The Esade Alumni Zurich Chapter co-organized with the alumni of IE, IMD, INSEAD and HSG, with the sponsorship and support of the Jacobs Foundation, an afternoon of interactive round tables and ‘networking’ of great intensity. Starting from the general theme of how people and companies can promote the correct execution of the Sustainable Development Goals (SDGs), the specific focus of the day was quality education, as defined by SDG number 4.

200 subject-matter experts and alumni from top global business schools gathered together for a Cross-Business School event at the UBS conference hall in Zurich, Switzerland with an overall theme of how the individuals and corporations can drive the right execution of the Sustainable Development Goals, focusing on quality education.

The event opened with a key note from Vanina Farber, IMD Professor and elea chair for Social Innovation giving an overview of the SDGs and the challenge of SDG no. 4, Quality Education: “It’s great to have the top business schools partner together to bring awareness to this SDG. Quality Education is complex. It is difficult to build the business case for the private sector involvement as its impact transcends in the future. It is challenging due to its materiality.”

This followed with the panel introduction and discussion moderated by Dr. Tillmann Lang, CEO and co-founder of Yova Impact Investing. Dr. Tillmann addressed key questions to the panel: Why should we care about education? What would happen if we don’t care? What is the payoff for investing in education?

For a better education

James Shepherd, Head Life and Health Business Management Reinsurance, Member of Reinsurance EC, Swiss Reinsurance explained that “education is the foundation of what functions well in our world, it has a multiplying effect across society. Partnering with programmes such as Aiducation, for us in SwissRe the notion of cost is way less than the benefits you get out of investing in education.”

For Matthias Meier, Entrepreneur & CEO Aiducation International Schweiz: “It’s really looking at how individuals can contribute in education not only through investing, but being part of the programme through coaching and mentoring.”

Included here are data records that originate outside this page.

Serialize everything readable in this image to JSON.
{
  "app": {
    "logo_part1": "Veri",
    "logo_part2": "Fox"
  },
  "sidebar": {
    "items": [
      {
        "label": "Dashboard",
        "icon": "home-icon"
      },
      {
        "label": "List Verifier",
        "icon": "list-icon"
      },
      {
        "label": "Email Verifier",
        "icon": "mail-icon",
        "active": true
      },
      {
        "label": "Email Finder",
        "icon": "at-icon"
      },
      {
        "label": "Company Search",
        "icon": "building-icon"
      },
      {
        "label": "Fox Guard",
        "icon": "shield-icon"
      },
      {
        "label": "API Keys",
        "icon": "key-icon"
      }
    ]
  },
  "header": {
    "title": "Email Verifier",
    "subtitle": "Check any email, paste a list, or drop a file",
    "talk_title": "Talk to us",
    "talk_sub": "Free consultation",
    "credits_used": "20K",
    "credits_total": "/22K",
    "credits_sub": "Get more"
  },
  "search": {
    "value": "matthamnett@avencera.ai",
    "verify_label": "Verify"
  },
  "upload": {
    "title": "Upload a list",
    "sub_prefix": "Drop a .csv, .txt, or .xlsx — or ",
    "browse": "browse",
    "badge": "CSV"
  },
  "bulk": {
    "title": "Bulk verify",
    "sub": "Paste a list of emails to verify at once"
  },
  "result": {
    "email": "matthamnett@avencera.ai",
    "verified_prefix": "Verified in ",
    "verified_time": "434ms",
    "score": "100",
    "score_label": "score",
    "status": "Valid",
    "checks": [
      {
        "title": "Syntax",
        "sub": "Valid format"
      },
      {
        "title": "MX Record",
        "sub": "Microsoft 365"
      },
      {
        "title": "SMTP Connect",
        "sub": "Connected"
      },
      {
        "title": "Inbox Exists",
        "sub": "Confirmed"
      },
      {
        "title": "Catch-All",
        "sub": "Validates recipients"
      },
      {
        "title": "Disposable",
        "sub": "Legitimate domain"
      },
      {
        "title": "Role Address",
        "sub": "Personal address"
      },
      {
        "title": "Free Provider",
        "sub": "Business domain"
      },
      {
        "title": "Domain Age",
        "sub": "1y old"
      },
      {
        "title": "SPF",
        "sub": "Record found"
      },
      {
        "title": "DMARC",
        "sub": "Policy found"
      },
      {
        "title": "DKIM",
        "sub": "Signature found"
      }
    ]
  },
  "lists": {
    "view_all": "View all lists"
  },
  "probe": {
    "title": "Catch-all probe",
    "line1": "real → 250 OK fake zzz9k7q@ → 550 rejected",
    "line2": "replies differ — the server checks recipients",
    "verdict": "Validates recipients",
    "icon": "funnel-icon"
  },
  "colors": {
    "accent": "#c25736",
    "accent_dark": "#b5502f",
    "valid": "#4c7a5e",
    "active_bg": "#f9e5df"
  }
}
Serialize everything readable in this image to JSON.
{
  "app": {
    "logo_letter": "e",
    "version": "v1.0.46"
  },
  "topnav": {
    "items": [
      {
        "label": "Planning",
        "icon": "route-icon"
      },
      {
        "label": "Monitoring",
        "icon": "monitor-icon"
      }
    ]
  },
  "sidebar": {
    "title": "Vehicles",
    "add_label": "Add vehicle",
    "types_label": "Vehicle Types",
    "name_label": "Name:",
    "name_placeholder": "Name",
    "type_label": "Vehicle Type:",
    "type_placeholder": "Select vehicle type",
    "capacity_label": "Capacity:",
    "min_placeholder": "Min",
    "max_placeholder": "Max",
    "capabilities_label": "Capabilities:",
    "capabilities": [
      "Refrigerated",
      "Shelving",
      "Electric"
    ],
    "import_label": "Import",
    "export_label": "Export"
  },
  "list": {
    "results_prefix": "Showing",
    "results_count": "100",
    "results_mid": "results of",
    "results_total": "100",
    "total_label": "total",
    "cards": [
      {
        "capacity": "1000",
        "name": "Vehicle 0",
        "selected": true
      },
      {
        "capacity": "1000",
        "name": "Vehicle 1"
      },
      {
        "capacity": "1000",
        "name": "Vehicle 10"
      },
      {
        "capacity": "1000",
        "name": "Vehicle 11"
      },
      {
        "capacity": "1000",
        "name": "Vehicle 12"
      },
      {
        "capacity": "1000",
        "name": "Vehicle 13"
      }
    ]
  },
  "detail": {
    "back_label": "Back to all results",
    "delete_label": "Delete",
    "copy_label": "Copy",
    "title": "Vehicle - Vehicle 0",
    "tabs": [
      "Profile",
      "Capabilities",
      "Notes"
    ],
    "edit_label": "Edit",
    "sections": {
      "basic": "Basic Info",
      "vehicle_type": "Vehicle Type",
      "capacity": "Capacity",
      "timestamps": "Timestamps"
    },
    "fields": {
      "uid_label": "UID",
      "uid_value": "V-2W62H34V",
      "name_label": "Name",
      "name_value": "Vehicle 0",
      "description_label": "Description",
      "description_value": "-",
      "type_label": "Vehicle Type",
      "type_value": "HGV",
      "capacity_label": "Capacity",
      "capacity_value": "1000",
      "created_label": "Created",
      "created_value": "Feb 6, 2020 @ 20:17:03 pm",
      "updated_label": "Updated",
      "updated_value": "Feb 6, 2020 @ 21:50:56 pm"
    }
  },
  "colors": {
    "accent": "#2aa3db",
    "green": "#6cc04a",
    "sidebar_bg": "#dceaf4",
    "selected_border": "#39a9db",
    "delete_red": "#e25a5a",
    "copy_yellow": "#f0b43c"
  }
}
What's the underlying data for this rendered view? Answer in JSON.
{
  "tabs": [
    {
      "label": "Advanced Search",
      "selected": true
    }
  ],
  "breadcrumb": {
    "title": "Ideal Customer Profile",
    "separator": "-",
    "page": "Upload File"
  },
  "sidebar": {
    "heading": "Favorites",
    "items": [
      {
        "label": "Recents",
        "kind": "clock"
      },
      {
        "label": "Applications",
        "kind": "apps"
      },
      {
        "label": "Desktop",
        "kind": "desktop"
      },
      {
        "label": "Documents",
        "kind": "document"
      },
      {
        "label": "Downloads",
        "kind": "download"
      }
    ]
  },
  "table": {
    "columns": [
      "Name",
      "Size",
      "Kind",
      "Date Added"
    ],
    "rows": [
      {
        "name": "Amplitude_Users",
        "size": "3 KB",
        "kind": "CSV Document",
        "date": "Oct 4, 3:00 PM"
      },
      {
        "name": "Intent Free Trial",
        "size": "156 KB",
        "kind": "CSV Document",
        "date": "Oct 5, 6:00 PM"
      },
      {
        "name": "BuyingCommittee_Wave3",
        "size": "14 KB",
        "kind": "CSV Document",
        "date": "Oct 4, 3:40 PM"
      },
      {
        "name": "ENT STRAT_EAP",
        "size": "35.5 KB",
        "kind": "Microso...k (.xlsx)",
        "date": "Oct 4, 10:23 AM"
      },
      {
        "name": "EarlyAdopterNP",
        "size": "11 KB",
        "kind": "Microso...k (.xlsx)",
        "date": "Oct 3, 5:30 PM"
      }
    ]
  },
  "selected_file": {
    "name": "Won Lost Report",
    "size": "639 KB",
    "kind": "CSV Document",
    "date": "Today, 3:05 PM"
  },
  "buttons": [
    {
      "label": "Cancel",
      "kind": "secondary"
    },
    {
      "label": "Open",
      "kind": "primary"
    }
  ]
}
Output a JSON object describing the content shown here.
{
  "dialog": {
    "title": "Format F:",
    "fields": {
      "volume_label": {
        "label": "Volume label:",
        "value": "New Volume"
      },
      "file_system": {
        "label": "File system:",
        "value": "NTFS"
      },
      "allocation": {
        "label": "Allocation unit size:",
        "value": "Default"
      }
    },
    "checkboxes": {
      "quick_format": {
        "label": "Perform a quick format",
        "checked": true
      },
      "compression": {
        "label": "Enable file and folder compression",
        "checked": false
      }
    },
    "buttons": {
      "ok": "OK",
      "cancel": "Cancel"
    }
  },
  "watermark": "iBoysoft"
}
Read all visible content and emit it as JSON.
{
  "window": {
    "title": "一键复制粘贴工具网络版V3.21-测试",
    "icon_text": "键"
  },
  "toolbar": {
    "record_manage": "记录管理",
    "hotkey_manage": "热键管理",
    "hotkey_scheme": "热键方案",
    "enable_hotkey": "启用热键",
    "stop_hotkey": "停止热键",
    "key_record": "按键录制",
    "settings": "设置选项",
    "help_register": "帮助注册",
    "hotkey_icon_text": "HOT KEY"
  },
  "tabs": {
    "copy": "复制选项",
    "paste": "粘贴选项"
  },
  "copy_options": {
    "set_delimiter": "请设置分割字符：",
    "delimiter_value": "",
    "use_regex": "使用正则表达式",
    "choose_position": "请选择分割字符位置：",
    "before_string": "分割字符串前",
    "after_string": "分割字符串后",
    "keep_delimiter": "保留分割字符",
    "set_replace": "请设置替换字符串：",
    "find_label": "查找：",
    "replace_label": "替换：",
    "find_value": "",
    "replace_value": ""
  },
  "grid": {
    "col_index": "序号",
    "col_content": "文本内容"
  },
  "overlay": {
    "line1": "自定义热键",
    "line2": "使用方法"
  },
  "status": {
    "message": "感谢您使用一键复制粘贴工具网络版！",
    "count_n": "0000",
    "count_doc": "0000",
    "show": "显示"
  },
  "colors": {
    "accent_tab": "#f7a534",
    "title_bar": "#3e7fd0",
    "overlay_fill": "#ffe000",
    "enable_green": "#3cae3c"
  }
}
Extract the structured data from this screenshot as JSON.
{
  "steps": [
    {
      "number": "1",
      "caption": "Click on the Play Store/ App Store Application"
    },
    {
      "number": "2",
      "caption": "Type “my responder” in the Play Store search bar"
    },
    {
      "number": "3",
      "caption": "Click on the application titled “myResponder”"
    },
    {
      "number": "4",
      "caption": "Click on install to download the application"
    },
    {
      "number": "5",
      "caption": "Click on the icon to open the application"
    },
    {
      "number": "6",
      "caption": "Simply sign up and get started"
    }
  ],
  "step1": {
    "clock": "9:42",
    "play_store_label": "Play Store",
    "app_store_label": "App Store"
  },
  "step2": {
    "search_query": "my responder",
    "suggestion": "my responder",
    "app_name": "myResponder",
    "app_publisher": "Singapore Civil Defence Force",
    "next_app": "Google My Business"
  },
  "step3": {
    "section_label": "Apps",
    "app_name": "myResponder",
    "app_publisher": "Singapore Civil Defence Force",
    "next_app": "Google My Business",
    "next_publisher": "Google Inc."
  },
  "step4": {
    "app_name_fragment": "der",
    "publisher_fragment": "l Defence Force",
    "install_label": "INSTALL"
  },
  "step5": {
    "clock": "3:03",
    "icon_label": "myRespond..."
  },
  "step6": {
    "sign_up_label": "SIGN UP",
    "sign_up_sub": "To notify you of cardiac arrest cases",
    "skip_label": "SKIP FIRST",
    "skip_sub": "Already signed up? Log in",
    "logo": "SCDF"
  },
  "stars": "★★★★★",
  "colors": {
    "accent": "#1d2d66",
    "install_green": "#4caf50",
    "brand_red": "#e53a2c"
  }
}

Lea Bachmann, Director Partnerships Foundations and Corporates at Save the Children Switzerland said thant “one in every six children is out of school in the world. Education is a human right, and has multilateral effects. Early childhood development has a 13 percent impact in  a country’s economic growth.”

Sabina Handschin, Senior Education Policy Advisor, Head of Education Unit at Swiss Agency for Development and Cooperation SDC explained that there is a USD 39 billion funding gap in primary education, 8.6 billion is provided by the government. “We need to find a way to bridge this gap. Education is a public good and should not be privatized.”

For Dr. Martina Gaus, Head of Philanthropy Services, UBS Optimus Foundation, current solutions are only putting a band aid to a systemic action and we need to look at direct delivery models and stop pouring money into leaking pipes.

To close, Fabio Segura, Co-CEO at Jacobs Foundation, presented his key note speech giving insights to the audience with research and programmes led by the foundation: “The conversations on education with the private sector ends when the bill comes. Who is going to pay for it? There are many challenges to funding education such as the transparency on resources, lack of knowledge and the long-term horizons on its return mismatches with the private sector. We need to think big and scale, get our people on the ground and capitalise and mobilize resources”, concluded.